Nonneural Components of the Model

The EC showed a trend to be increased in the patients compared with controls. Increased elasticity may occur in some stroke patients. ⁴ However, the lack of a significant group difference in our study is consistent with other reports after stroke ^27,28 and supports the view that the increased passive resistance is predominantly neural in origin. ^17,19,28 It should be pointed out that patients with a limited range of movement, that is, less than 60° of wrist extension, were excluded from our study, and that in patients with such reduced range of movement, EC might well be higher.
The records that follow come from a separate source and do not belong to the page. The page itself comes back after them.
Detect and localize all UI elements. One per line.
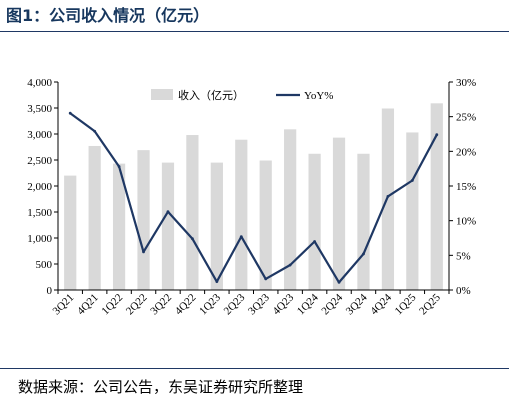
- y-right-tick-label: 30%: [456, 77, 476, 89]
- legend-label-bar: 收入（亿元）: [178, 88, 244, 102]
- bar-3Q22: [161, 162, 175, 290]
- bar-2Q25: [430, 103, 443, 290]
- yoy-point-4Q21: [93, 129, 97, 133]
- bar-4Q24: [381, 108, 395, 291]
- x-tick-label-4Q22: 4Q22: [173, 292, 199, 318]
- legend-label-line: YoY%: [304, 90, 333, 102]
- y-left-tick-label: 4,000: [27, 77, 52, 89]
- bar-1Q23: [210, 162, 223, 290]
- y-right-tick-label: 25%: [456, 112, 476, 124]
- yoy-point-1Q23: [215, 280, 219, 284]
- x-tick-label-4Q23: 4Q23: [271, 291, 297, 317]
- y-right-tick-label: 10%: [456, 216, 476, 228]
- x-tick-label-3Q21: 3Q21: [51, 292, 77, 318]
- title-rule: [0, 31, 509, 32]
- x-tick-label-3Q22: 3Q22: [148, 292, 174, 318]
- y-left-tick-label: 3,500: [27, 103, 52, 115]
- y-left-tick-label: 1,500: [27, 207, 52, 219]
- y-right-tick-label: 15%: [456, 181, 476, 193]
- yoy-point-3Q21: [68, 111, 72, 115]
- y-left-tick-label: 1,000: [27, 233, 52, 245]
- yoy-point-2Q24: [337, 280, 341, 284]
- legend-swatch-bar: [151, 89, 173, 100]
- yoy-point-4Q23: [288, 263, 292, 267]
- x-tick-label-2Q24: 2Q24: [319, 291, 345, 317]
- bar-2Q22: [137, 150, 150, 290]
- yoy-point-2Q23: [239, 235, 243, 239]
- bar-3Q24: [357, 153, 370, 290]
- x-tick-label-3Q24: 3Q24: [344, 291, 370, 317]
- y-left-tick-label: 3,000: [27, 129, 52, 141]
- bar-4Q21: [88, 145, 101, 290]
- x-tick-label-1Q25: 1Q25: [393, 291, 419, 317]
- y-right-tick-label: 5%: [456, 250, 471, 262]
- yoy-point-1Q22: [117, 165, 121, 168]
- source-rule: [0, 368, 509, 369]
- yoy-point-4Q22: [191, 237, 194, 241]
- bar-3Q23: [259, 160, 272, 290]
- x-tick-label-2Q22: 2Q22: [124, 292, 150, 318]
- bar-2Q23: [235, 139, 248, 290]
- bar-4Q23: [284, 129, 297, 290]
- x-tick-label-1Q22: 1Q22: [99, 292, 125, 318]
- bar-4Q22: [186, 135, 199, 290]
- yoy-point-1Q24: [313, 240, 316, 243]
- x-tick-label-2Q25: 2Q25: [417, 291, 443, 317]
- yoy-point-1Q25: [410, 179, 414, 182]
- bar-1Q22: [112, 163, 126, 290]
- yoy-point-3Q24: [362, 252, 365, 256]
- x-tick-label-4Q21: 4Q21: [75, 292, 101, 318]
- yoy-point-3Q23: [264, 277, 268, 281]
- y-left-tick-label: 0: [47, 285, 53, 297]
- yoy-line: [69, 112, 438, 284]
- yoy-point-2Q22: [142, 250, 145, 254]
- y-left-tick-label: 500: [36, 259, 53, 271]
- y-right-tick-label: 0%: [456, 285, 471, 297]
- source-note: 数据来源：公司公告，东吴证券研究所整理: [18, 378, 304, 396]
- figure-title: 图1：公司收入情况（亿元）: [6, 6, 210, 25]
- bar-2Q24: [332, 137, 346, 290]
- yoy-point-3Q22: [166, 210, 170, 214]
- x-tick-label-1Q24: 1Q24: [295, 291, 321, 317]
- yoy-point-4Q24: [386, 195, 390, 198]
- x-tick-label-3Q23: 3Q23: [246, 291, 272, 317]
- x-tick-label-4Q24: 4Q24: [368, 291, 394, 317]
- bar-1Q24: [308, 153, 321, 290]
- y-left-tick-label: 2,500: [27, 155, 52, 167]
- x-tick-label-1Q23: 1Q23: [197, 291, 223, 317]
- x-tick-label-2Q23: 2Q23: [222, 291, 248, 317]
- bar-3Q21: [64, 175, 77, 290]
- bar-1Q25: [406, 132, 419, 290]
- yoy-point-2Q25: [435, 133, 439, 137]
- y-left-tick-label: 2,000: [27, 181, 52, 193]
- y-right-tick-label: 20%: [456, 146, 476, 158]
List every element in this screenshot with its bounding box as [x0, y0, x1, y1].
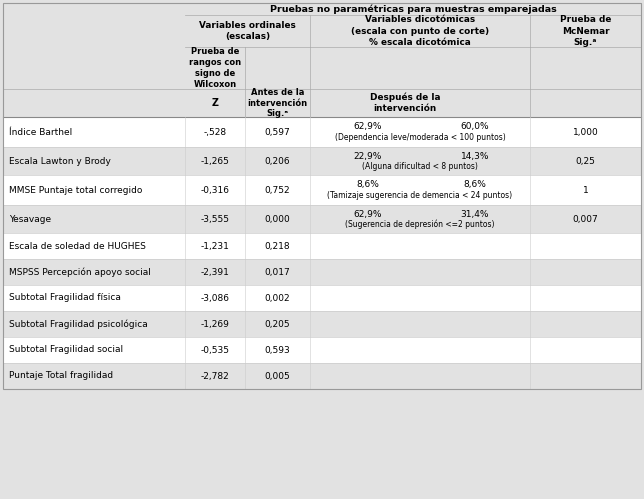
Text: 62,9%: 62,9%: [354, 210, 383, 219]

The VC increased with increasing velocity (Figure 4C), which is in accordance with the expectations. However, the finding that the VC was consistently smaller in patients than in controls across all velocities was not expected. Similar findings of reduced initial resistance peaks in spastic stroke patients have been reported by others. ¹³ Interestingly, Lieber et al ³ reported that although spastic muscles are stiffer and smaller, the extracellular matrix exhibits inferior mechanical strength. They showed that the extracellular matrix (composed of fibrous proteins such as collagen) in spastic muscle occupies more of the relative space in the muscle bundle (since muscle size is reduced) and that the extracellular matrix is more disorganized. Although further evidence is required, it is intriguing to consider that viscosity is reduced secondary to such remodeling of the extracellular matrix (ie, disorganization of proteins such as collagen). Alternatively, the reduced muscle mass after stroke may also cause reduced viscosity. ²⁹

Limitations

The model presented is simple and should not be expected to give 100% accurate values. Errors can be introduced directly depending on the placement of the hand, for example, if the center of mass of the hand does not fall directly above the force sensor or if there is slight misalignment of the wrist joint with the axis of rotation of the hand apparatus. Errors will also be introduced by the individual discrepancies between the subjects and the general model. The results clearly show that the NC is sensitive to measurement errors and that several stroke patients ended up with negative values with values down to −1.5 N at 236°/s. In addition, a few patients had small negative EC or VC values at 71°/s (<1 N). The negative values were within the range of measurement errors depending on the position of the hand on the platform (see Materials and Methods section) and can thus partly be explained by small variations of hand placement. The negative values were mainly present in stroke subjects and control subjects, who had a low total resisting force. This suggests that the present model is better suited for estimation of mechanical and neural components in patients with moderate to severe increase in muscle tone.

Clinical Considerations

The method we have proposed may offer an alternative way for the clinician to objectively quantify “spasticity” in an easy and noninvasive way. The model only requires monitoring of the force during slow and fast passive movements; no electrophysiological recording is required. Another advantage of this method, not available in the clinical rating scales, is the objective and quantitative character of the measurements and the potential to differentiate the neural and mechanical components of the total resisting force. The individual profile of components (Figure 5) may be of clinical value for targeting of treatment, ¹ for example, patients with a large NC component should be considered for therapies aimed at reducing the exaggerated spinal stretch reflex, whereas those with dominant mechanical components may benefit from other strategies such as exercise and stretch.